Depuis le début du Synode sur les jeunes, des femmes de divers horizons et pays se sont prononcées en faveur du droit de vote des religieuses au Synode. Nous pouvons avoir des opinions divergentes sur de nombreuses questions, mais une chose nous unit : nous croyons que notre Église peut surmonter la crise actuelle seulement si les femmes ont une voix et un vote.

Les partenaires de l’Initiative:

Catholic Women Speak
Donne per la Chiesa
FutureChurch
New Ways Ministry
RAPPORT
Voices of Faith
We Are Church International
Women’s Ordination Conference
Women’s Ordination Worldwide

Comment la pétition sera remise

Nous remettrons la pétition aux évêques, aux cardinaux et à tous les membres votants présents au Synode de Rome ainsi qu’au Cardinal Lorenzo Baldisseri, secrétaire général du Synode des Évêques, à compter du 18 octobre 2018.

Voir le texte original :
https://action.groundswell-mvmt.org/petitions/catholic-women-religious-should-vote-at-the-synod

Présentation et traduction, Pauline Jacob

9 réflexions au sujet de « Une pétition pour le vote des femmes au Synode sur les jeunes »

  1. Comme nous avons de la difficulté nous les femmes à faire comme si nous étions des personnes à part entière!
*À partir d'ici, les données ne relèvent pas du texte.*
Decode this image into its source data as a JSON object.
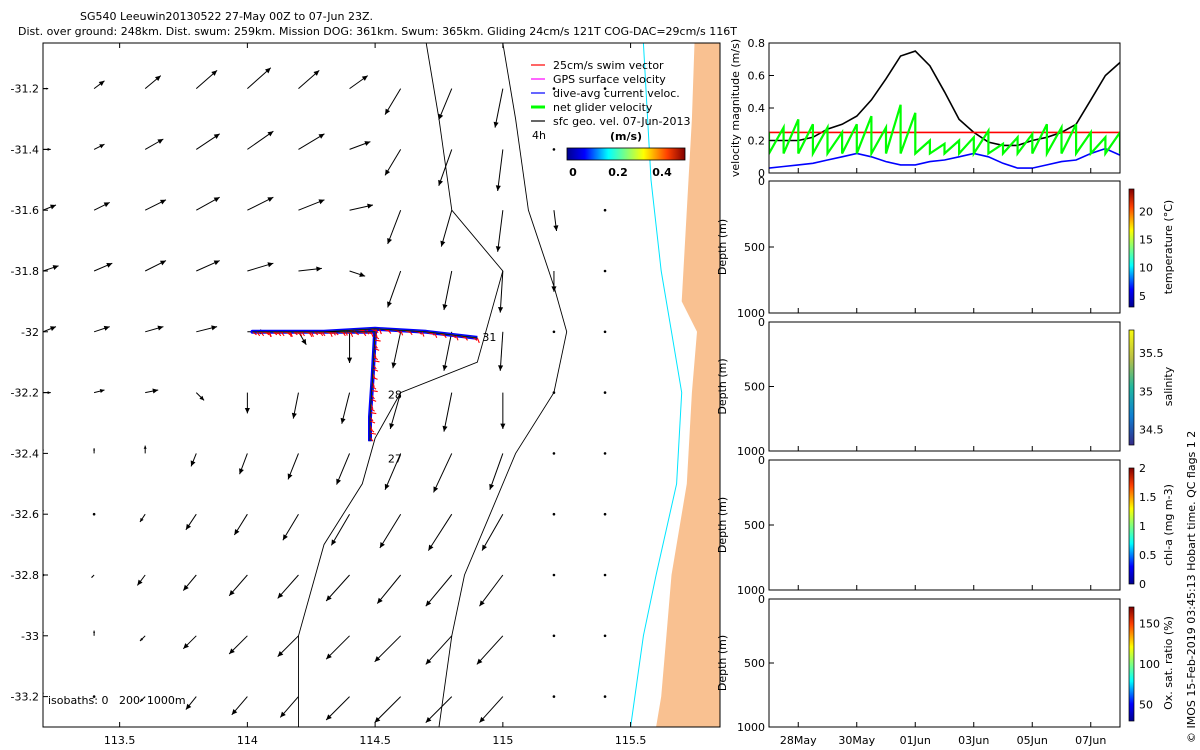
{
  "title": {
    "line1": "SG540 Leeuwin20130522 27-May 00Z to 07-Jun 23Z.",
    "line2": "Dist. over ground: 248km. Dist. swum: 259km. Mission DOG: 361km. Swum: 365km. Gliding 24cm/s 121T COG-DAC=29cm/s 116T"
  },
  "side_caption": "© IMOS 15-Feb-2019 03:45:13 Hobart time. QC flags 1  2",
  "chart_data": [
    {
      "id": "map",
      "type": "scatter",
      "title": "",
      "xlim": [
        113.2,
        115.85
      ],
      "ylim": [
        -33.3,
        -31.05
      ],
      "xticks": [
        113.5,
        114,
        114.5,
        115,
        115.5
      ],
      "xticklabels": [
        "113.5",
        "114",
        "114.5",
        "115",
        "115.5"
      ],
      "yticks": [
        -31.2,
        -31.4,
        -31.6,
        -31.8,
        -32,
        -32.2,
        -32.4,
        -32.6,
        -32.8,
        -33,
        -33.2
      ],
      "yticklabels": [
        "-31.2",
        "-31.4",
        "-31.6",
        "-31.8",
        "-32",
        "-32.2",
        "-32.4",
        "-32.6",
        "-32.8",
        "-33",
        "-33.2"
      ],
      "legend": {
        "position": "top-right",
        "entries": [
          {
            "label": "25cm/s swim vector",
            "color": "#ff0000"
          },
          {
            "label": "GPS surface velocity",
            "color": "#ff00ff"
          },
          {
            "label": "dive-avg current veloc.",
            "color": "#0000ff"
          },
          {
            "label": "net glider velocity",
            "color": "#00ff00"
          },
          {
            "label": "sfc geo. vel. 07-Jun-2013",
            "color": "#000000"
          }
        ]
      },
      "colorbar": {
        "label": "(m/s)",
        "ticks": [
          "0",
          "0.2",
          "0.4"
        ],
        "range": [
          0,
          0.5
        ],
        "time_label": "4h"
      },
      "isobaths_label": "isobaths: 0   200  1000m",
      "track_labels": [
        {
          "text": "31",
          "lon": 114.92,
          "lat": -32.03
        },
        {
          "text": "28",
          "lon": 114.55,
          "lat": -32.22
        },
        {
          "text": "27",
          "lon": 114.55,
          "lat": -32.43
        }
      ],
      "track": [
        {
          "lon": 114.9,
          "lat": -32.02
        },
        {
          "lon": 114.7,
          "lat": -32.0
        },
        {
          "lon": 114.5,
          "lat": -31.99
        },
        {
          "lon": 114.3,
          "lat": -32.0
        },
        {
          "lon": 114.02,
          "lat": -32.0
        },
        {
          "lon": 114.5,
          "lat": -32.0
        },
        {
          "lon": 114.49,
          "lat": -32.15
        },
        {
          "lon": 114.48,
          "lat": -32.28
        },
        {
          "lon": 114.48,
          "lat": -32.36
        }
      ],
      "arrow_grid": {
        "lons": [
          113.2,
          113.4,
          113.6,
          113.8,
          114.0,
          114.2,
          114.4,
          114.6,
          114.8,
          115.0,
          115.2,
          115.4
        ],
        "lats": [
          -31.2,
          -31.4,
          -31.6,
          -31.8,
          -32.0,
          -32.2,
          -32.4,
          -32.6,
          -32.8,
          -33.0,
          -33.2
        ]
      },
      "arrows": [
        [
          [
            0.02,
            0.0
          ],
          [
            0.04,
            0.03
          ],
          [
            0.06,
            0.05
          ],
          [
            0.08,
            0.07
          ],
          [
            0.09,
            0.08
          ],
          [
            0.08,
            0.07
          ],
          [
            0.07,
            0.05
          ],
          [
            -0.06,
            -0.1
          ],
          [
            -0.05,
            -0.12
          ],
          [
            -0.03,
            -0.15
          ],
          [
            0.0,
            0.0
          ],
          [
            0.0,
            0.0
          ]
        ],
        [
          [
            0.03,
            0.0
          ],
          [
            0.04,
            0.02
          ],
          [
            0.07,
            0.04
          ],
          [
            0.09,
            0.06
          ],
          [
            0.1,
            0.07
          ],
          [
            0.1,
            0.06
          ],
          [
            0.08,
            0.03
          ],
          [
            -0.06,
            -0.1
          ],
          [
            -0.05,
            -0.14
          ],
          [
            -0.02,
            -0.16
          ],
          [
            0.0,
            0.0
          ],
          [
            0.0,
            0.0
          ]
        ],
        [
          [
            0.05,
            0.02
          ],
          [
            0.06,
            0.03
          ],
          [
            0.08,
            0.04
          ],
          [
            0.09,
            0.05
          ],
          [
            0.1,
            0.05
          ],
          [
            0.1,
            0.04
          ],
          [
            0.09,
            0.02
          ],
          [
            -0.05,
            -0.13
          ],
          [
            -0.04,
            -0.14
          ],
          [
            -0.02,
            -0.16
          ],
          [
            0.01,
            -0.08
          ],
          [
            0.0,
            0.0
          ]
        ],
        [
          [
            0.06,
            0.02
          ],
          [
            0.07,
            0.03
          ],
          [
            0.08,
            0.04
          ],
          [
            0.09,
            0.04
          ],
          [
            0.1,
            0.03
          ],
          [
            0.09,
            0.01
          ],
          [
            0.06,
            -0.02
          ],
          [
            -0.05,
            -0.14
          ],
          [
            -0.03,
            -0.15
          ],
          [
            -0.01,
            -0.16
          ],
          [
            0.0,
            -0.08
          ],
          [
            0.0,
            0.0
          ]
        ],
        [
          [
            0.05,
            0.02
          ],
          [
            0.06,
            0.02
          ],
          [
            0.07,
            0.02
          ],
          [
            0.08,
            0.02
          ],
          [
            0.07,
            0.0
          ],
          [
            0.03,
            -0.05
          ],
          [
            0.0,
            -0.12
          ],
          [
            -0.03,
            -0.14
          ],
          [
            -0.03,
            -0.15
          ],
          [
            -0.01,
            -0.15
          ],
          [
            0.0,
            0.0
          ],
          [
            0.0,
            0.0
          ]
        ],
        [
          [
            0.03,
            0.0
          ],
          [
            0.04,
            0.01
          ],
          [
            0.05,
            0.01
          ],
          [
            0.03,
            -0.03
          ],
          [
            0.0,
            -0.08
          ],
          [
            -0.02,
            -0.1
          ],
          [
            -0.03,
            -0.12
          ],
          [
            -0.04,
            -0.14
          ],
          [
            -0.03,
            -0.15
          ],
          [
            0.0,
            -0.14
          ],
          [
            0.0,
            0.0
          ],
          [
            0.0,
            0.0
          ]
        ],
        [
          [
            0.0,
            0.02
          ],
          [
            0.0,
            0.02
          ],
          [
            0.0,
            0.03
          ],
          [
            -0.02,
            -0.05
          ],
          [
            -0.03,
            -0.08
          ],
          [
            -0.04,
            -0.1
          ],
          [
            -0.05,
            -0.12
          ],
          [
            -0.06,
            -0.14
          ],
          [
            -0.07,
            -0.15
          ],
          [
            -0.05,
            -0.14
          ],
          [
            0.0,
            0.0
          ],
          [
            0.0,
            0.0
          ]
        ],
        [
          [
            0.0,
            0.02
          ],
          [
            0.0,
            0.0
          ],
          [
            -0.02,
            -0.03
          ],
          [
            -0.04,
            -0.06
          ],
          [
            -0.05,
            -0.08
          ],
          [
            -0.06,
            -0.1
          ],
          [
            -0.07,
            -0.12
          ],
          [
            -0.08,
            -0.13
          ],
          [
            -0.09,
            -0.14
          ],
          [
            -0.08,
            -0.14
          ],
          [
            0.0,
            0.0
          ],
          [
            0.0,
            0.0
          ]
        ],
        [
          [
            0.0,
            0.01
          ],
          [
            -0.01,
            -0.01
          ],
          [
            -0.03,
            -0.04
          ],
          [
            -0.05,
            -0.06
          ],
          [
            -0.07,
            -0.08
          ],
          [
            -0.08,
            -0.09
          ],
          [
            -0.09,
            -0.1
          ],
          [
            -0.09,
            -0.11
          ],
          [
            -0.1,
            -0.12
          ],
          [
            -0.09,
            -0.12
          ],
          [
            0.0,
            0.0
          ],
          [
            0.0,
            0.0
          ]
        ],
        [
          [
            0.0,
            0.02
          ],
          [
            0.0,
            0.02
          ],
          [
            -0.02,
            -0.02
          ],
          [
            -0.05,
            -0.05
          ],
          [
            -0.07,
            -0.07
          ],
          [
            -0.08,
            -0.08
          ],
          [
            -0.09,
            -0.09
          ],
          [
            -0.1,
            -0.1
          ],
          [
            -0.1,
            -0.11
          ],
          [
            -0.1,
            -0.11
          ],
          [
            0.0,
            0.0
          ],
          [
            0.0,
            0.0
          ]
        ],
        [
          [
            0.0,
            0.02
          ],
          [
            0.0,
            0.01
          ],
          [
            -0.02,
            -0.02
          ],
          [
            -0.04,
            -0.05
          ],
          [
            -0.06,
            -0.07
          ],
          [
            -0.07,
            -0.08
          ],
          [
            -0.09,
            -0.09
          ],
          [
            -0.1,
            -0.1
          ],
          [
            -0.1,
            -0.1
          ],
          [
            -0.09,
            -0.1
          ],
          [
            0.0,
            0.0
          ],
          [
            0.0,
            0.0
          ]
        ]
      ],
      "coast": [
        [
          115.75,
          -31.05
        ],
        [
          115.74,
          -31.3
        ],
        [
          115.72,
          -31.6
        ],
        [
          115.7,
          -31.9
        ],
        [
          115.76,
          -32.0
        ],
        [
          115.74,
          -32.2
        ],
        [
          115.72,
          -32.5
        ],
        [
          115.66,
          -32.8
        ],
        [
          115.64,
          -33.0
        ],
        [
          115.62,
          -33.2
        ],
        [
          115.6,
          -33.3
        ]
      ],
      "isobath_0": [
        [
          115.55,
          -31.05
        ],
        [
          115.58,
          -31.5
        ],
        [
          115.62,
          -31.8
        ],
        [
          115.66,
          -32.0
        ],
        [
          115.7,
          -32.2
        ],
        [
          115.68,
          -32.5
        ],
        [
          115.6,
          -32.8
        ],
        [
          115.55,
          -33.0
        ],
        [
          115.5,
          -33.3
        ]
      ],
      "isobath_200": [
        [
          115.0,
          -31.05
        ],
        [
          115.05,
          -31.3
        ],
        [
          115.1,
          -31.6
        ],
        [
          115.2,
          -31.85
        ],
        [
          115.25,
          -32.0
        ],
        [
          115.2,
          -32.2
        ],
        [
          115.05,
          -32.4
        ],
        [
          114.95,
          -32.6
        ],
        [
          114.85,
          -32.8
        ],
        [
          114.8,
          -33.0
        ],
        [
          114.75,
          -33.3
        ]
      ],
      "isobath_1000": [
        [
          114.7,
          -31.05
        ],
        [
          114.75,
          -31.3
        ],
        [
          114.8,
          -31.6
        ],
        [
          115.0,
          -31.8
        ],
        [
          114.9,
          -32.1
        ],
        [
          114.6,
          -32.2
        ],
        [
          114.5,
          -32.35
        ],
        [
          114.45,
          -32.5
        ],
        [
          114.3,
          -32.7
        ],
        [
          114.2,
          -33.0
        ],
        [
          114.2,
          -33.3
        ]
      ]
    },
    {
      "id": "velocity",
      "type": "line",
      "xlabel": "",
      "ylabel": "velocity magnitude (m/s)",
      "xlim": [
        27.0,
        39.0
      ],
      "ylim": [
        0,
        0.8
      ],
      "yticks": [
        "0",
        "0.2",
        "0.4",
        "0.6",
        "0.8"
      ],
      "series": [
        {
          "name": "tide-like speed",
          "color": "#000000",
          "x": [
            27.0,
            27.5,
            28.0,
            28.5,
            29.0,
            29.5,
            30.0,
            30.5,
            31.0,
            31.5,
            32.0,
            32.5,
            33.0,
            33.5,
            34.0,
            34.5,
            35.0,
            35.5,
            36.0,
            36.5,
            37.0,
            37.5,
            38.0,
            38.5,
            39.0
          ],
          "y": [
            0.2,
            0.2,
            0.2,
            0.22,
            0.27,
            0.3,
            0.35,
            0.45,
            0.58,
            0.72,
            0.75,
            0.66,
            0.5,
            0.33,
            0.25,
            0.19,
            0.17,
            0.17,
            0.2,
            0.22,
            0.25,
            0.3,
            0.45,
            0.6,
            0.68
          ]
        },
        {
          "name": "swim speed",
          "color": "#ff0000",
          "x": [
            27.0,
            39.0
          ],
          "y": [
            0.25,
            0.25
          ]
        },
        {
          "name": "dive-avg current",
          "color": "#0000ff",
          "x": [
            27.0,
            27.5,
            28.0,
            28.5,
            29.0,
            29.5,
            30.0,
            30.5,
            31.0,
            31.5,
            32.0,
            32.5,
            33.0,
            33.5,
            34.0,
            34.5,
            35.0,
            35.5,
            36.0,
            36.5,
            37.0,
            37.5,
            38.0,
            38.5,
            39.0
          ],
          "y": [
            0.03,
            0.04,
            0.05,
            0.06,
            0.08,
            0.1,
            0.12,
            0.1,
            0.07,
            0.05,
            0.05,
            0.07,
            0.08,
            0.1,
            0.12,
            0.1,
            0.06,
            0.03,
            0.03,
            0.05,
            0.07,
            0.08,
            0.12,
            0.15,
            0.11
          ]
        },
        {
          "name": "net glider velocity",
          "color": "#00ff00",
          "x": [
            27.0,
            27.5,
            28.0,
            28.5,
            29.0,
            29.5,
            30.0,
            30.5,
            31.0,
            31.5,
            32.0,
            32.5,
            33.0,
            33.5,
            34.0,
            34.5,
            35.0,
            35.5,
            36.0,
            36.5,
            37.0,
            37.5,
            38.0,
            38.5,
            39.0
          ],
          "y": [
            0.25,
            0.28,
            0.33,
            0.3,
            0.28,
            0.25,
            0.3,
            0.35,
            0.28,
            0.42,
            0.37,
            0.2,
            0.18,
            0.2,
            0.22,
            0.26,
            0.18,
            0.22,
            0.24,
            0.3,
            0.28,
            0.3,
            0.25,
            0.22,
            0.25
          ]
        }
      ]
    },
    {
      "id": "temperature",
      "type": "heatmap",
      "ylabel": "Depth (m)",
      "yticks": [
        "0",
        "500",
        "1000"
      ],
      "colorbar_label": "temperature (°C)",
      "colorbar_ticks": [
        "5",
        "10",
        "15",
        "20"
      ],
      "crange": [
        3,
        24
      ]
    },
    {
      "id": "salinity",
      "type": "heatmap",
      "ylabel": "Depth (m)",
      "yticks": [
        "0",
        "500",
        "1000"
      ],
      "colorbar_label": "salinity",
      "colorbar_ticks": [
        "34.5",
        "35",
        "35.5"
      ],
      "crange": [
        34.3,
        35.8
      ]
    },
    {
      "id": "chla",
      "type": "heatmap",
      "ylabel": "Depth (m)",
      "yticks": [
        "0",
        "500",
        "1000"
      ],
      "colorbar_label": "chl-a (mg m-3)",
      "colorbar_ticks": [
        "0",
        "0.5",
        "1",
        "1.5",
        "2"
      ],
      "crange": [
        0,
        2
      ]
    },
    {
      "id": "oxsat",
      "type": "heatmap",
      "ylabel": "Depth (m)",
      "yticks": [
        "0",
        "500",
        "1000"
      ],
      "colorbar_label": "Ox. sat. ratio (%)",
      "colorbar_ticks": [
        "50",
        "100",
        "150"
      ],
      "crange": [
        30,
        170
      ]
    }
  ],
  "time_axis": {
    "labels": [
      "28May",
      "30May",
      "01Jun",
      "03Jun",
      "05Jun",
      "07Jun"
    ],
    "days": [
      28,
      30,
      32,
      34,
      36,
      38
    ]
  },
  "colors": {
    "land": "#f9c191",
    "isobath_0": "#00e5ff",
    "track_red": "#ff0000",
    "track_blue": "#0000ff"
  }
}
Ce sont des pays industrialisés et développés où il n’y a pas de raison que les femmes ne soient pas encore des êtres humains à 100% comme les hommes le sont.
    Je demande donc aux dirigeants de régler cette situation, qui aurait du être fait au moins un siècle passé et même plus!

  2. Dieu est-il misogyne? N’aime-t-il pas tous ses enfants? Tout chrétienne ou chrétienne doit avoir les mêmes droits dans ses implications chrétiennes, ses choix et ses possibilités de prendre totalement un rôle actif dans L’Église.
    L’Église est-elle misogyne usant de son droit de gérance selon le sexe de la personne?

  3. Comment se sentir partie prenante d’un tournant missionnaire quand les hommes d’église ne nous laissent aucune place pour nous dire !

  4. Quelle habitude bizarre, tradition étrange de ne pas donner la parole à une part très vivante et active du peuple de Dieu.
    Une part « féminine » qui, pourtant, participe au grand chantier du royaume. Ô combien !
    AUCUNE raison ne le justifie hormis la peur, le goût du pouvoir, le mépris et l’ignorance de l’autre, qui sont les propres expressions de l’Ennemi de notre Dieu, qui est confiance et Tout-Amour.
    L’Église use d’un art savant pour empêcher l’Esprit même du Christ de souffler sur cette Terre. Tristesse.
    Heureusement, l’Esprit continue sans elle et en dehors d’elle, mais à quel prix, et pour combien de vies méprisées?